Hasanuddin menyampaikan kepada media pada Senin (20 April 2024) bahwa DPR mengharapkan Kemenlu dapat melakukan langkah-langkah berikut:
- Mengirim tim konsuler khusus ke Israel untuk memastikan kondisi kesehatan dan keamanan WNI yang ditahan.
- Melakukan diplomasi intensif dengan Kedutaan Besar Israel serta negara‑negara sekutu untuk menekan proses hukum yang adil.

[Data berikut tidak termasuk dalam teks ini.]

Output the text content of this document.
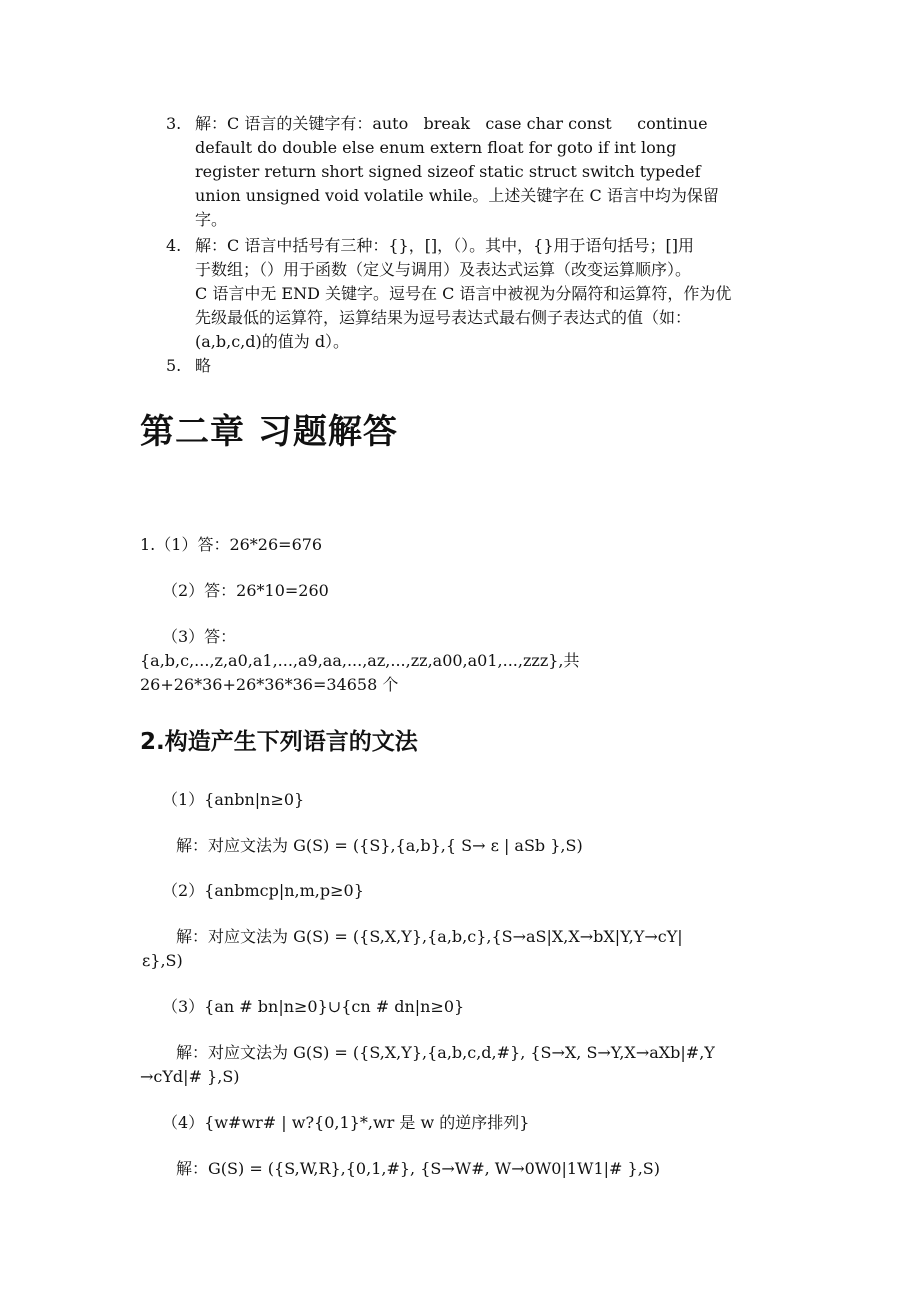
3. 解：C 语言的关键字有：auto   break   case char const     continue
default do double else enum extern float for goto if int long
register return short signed sizeof static struct switch typedef
union unsigned void volatile while。上述关键字在 C 语言中均为保留
字。
4. 解：C 语言中括号有三种：{}，[]，（）。其中，{}用于语句括号；[]用
于数组；（）用于函数（定义与调用）及表达式运算（改变运算顺序）。
C 语言中无 END 关键字。逗号在 C 语言中被视为分隔符和运算符，作为优
先级最低的运算符，运算结果为逗号表达式最右侧子表达式的值（如：
(a,b,c,d)的值为 d）。
5. 略
第二章 习题解答
1.（1）答：26*26=676
（2）答：26*10=260
（3）答：
{a,b,c,...,z,a0,a1,...,a9,aa,...,az,...,zz,a00,a01,...,zzz},共
26+26*36+26*36*36=34658 个
2.构造产生下列语言的文法
（1）{anbn|n≥0}
解：对应文法为 G(S) = ({S},{a,b},{ S→ ε | aSb },S)
（2）{anbmcp|n,m,p≥0}
解：对应文法为 G(S) = ({S,X,Y},{a,b,c},{S→aS|X,X→bX|Y,Y→cY|
ε},S)
（3）{an # bn|n≥0}∪{cn # dn|n≥0}
解：对应文法为 G(S) = ({S,X,Y},{a,b,c,d,#}, {S→X, S→Y,X→aXb|#,Y
→cYd|# },S)
（4）{w#wr# | w?{0,1}*,wr 是 w 的逆序排列}
解：G(S) = ({S,W,R},{0,1,#}, {S→W#, W→0W0|1W1|# },S)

- Mengajukan permohonan penangguhan hukuman penjara atau pembebasan sementara melalui jalur diplomatik.
- Memberikan informasi yang jelas dan berkala kepada keluarga korban serta publik mengenai perkembangan kasus.
Hasanuddin menegaskan bahwa perlindungan WNI di luar negeri merupakan prioritas utama pemerintah, dan kegagalan respons cepat dapat menurunkan kepercayaan publik terhadap institusi negara. Ia juga mengingatkan bahwa DPR siap melakukan pengawasan ketat atas upaya pemerintah dalam menyelesaikan kasus ini.
Dalam pernyataannya, Kemenlu belum memberikan respons resmi terkait permintaan tersebut. Namun, kementerian diperkirakan akan mengkoordinasikan langkah selanjutnya dengan tim diplomatik di luar negeri dan pihak keamanan Israel.
Kasus ini menambah daftar panjang insiden WNI yang terlibat dalam situasi hukum di luar negeri, menimbulkan perdebatan mengenai efektivitas mekanisme perlindungan konsuler Indonesia. Pemerintah diharapkan dapat menanggapi dengan tegas demi menjaga hak dan keselamatan warga negara di manapun berada.